Flow-volume curves will be made with an Oxycon (Viasys) to assess respiratory function. Three repeated curves will be made and if the resultant curve does not have its characteristic shape, an extra measurement will be made. The FVC (in liters) and FIV1 and FEV1 (in liters) for each subject will be additionally expressed as a percentage of what that subject was expected to score in comparison with an age, sex, and height-matched able-bodied population.



Muscle strength:

To determine the strength of the upper extremities, the shoulder abductors, internal and external rotators, elbow flexors and extensors, and wrist extensors in both arms will be tested with the manual muscle test (MMT). The strength is rated on a scale ranging from 0 to 5 (Haisma et al., 2006). The scores of the 12 muscle groups give a MMT sum score (maximum is 60).
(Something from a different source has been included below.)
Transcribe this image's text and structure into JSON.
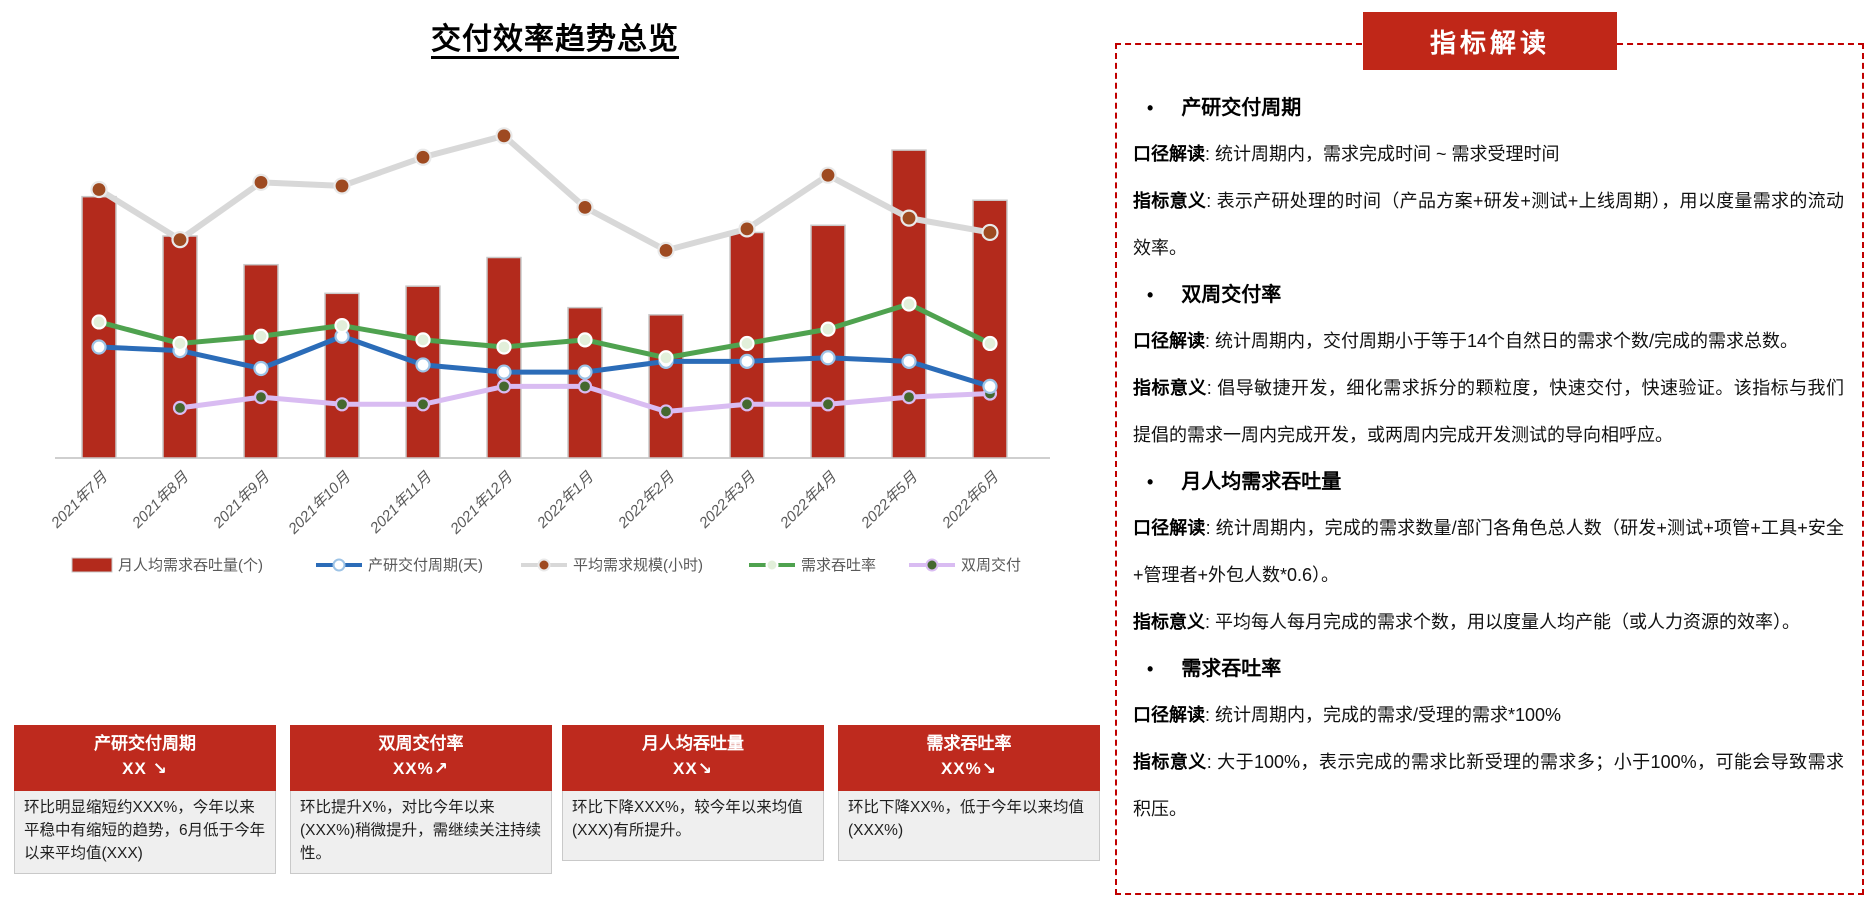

The muscle groups (with exception of the wrist extensors) that scored 3 or greater on the MMT will be tested with handheld dynamometry (HHD) according to a standardized protocol (Haisma et al., 2006). The maximum force (in Newton) of the 10 muscle groups will be summated.



Daily activity monitoring:

In the week preceding each measurement session, a lightweight odometer installed on the subjects’ wheelchair will be used to measure the number of wheel revolutions. In addition, subjects are asked to keep a daily activity diary on each of the days that the odometer is installed.



Questionnaires:

Questionnaires will be filled out at home in the week before each designated measurement session(s), in order to determine functional status and independence (FSS, SCIM (filled out by investigator in rehabilitation center), pain and complaints of the upper extremity (WUSPI, questionnaires wrist- and other musculoskeletal complaints), physical activity (PASIPD, EAMQ), life satisfaction (HADS), health-related quality of life (a brief version of WHOQOL), participation (USER-P), illness cognition (ICQ), self-efficacy (ESES, SEWMS), and – only before the pre-test – social support (SSL-12), and wheelchair satisfaction (D-QUEST). This will take approximately 1 hour. After each test and training session a complaints diary will be filled out to monitor the occurrence of musculoskeletal problems.

The experimental groups will receive 16-week low-intensity wheelchair exercise training (35%HRR; 2x30min/week) or handcycling training (70%HRR, 2x30 min/week) while the control group will not receive any training.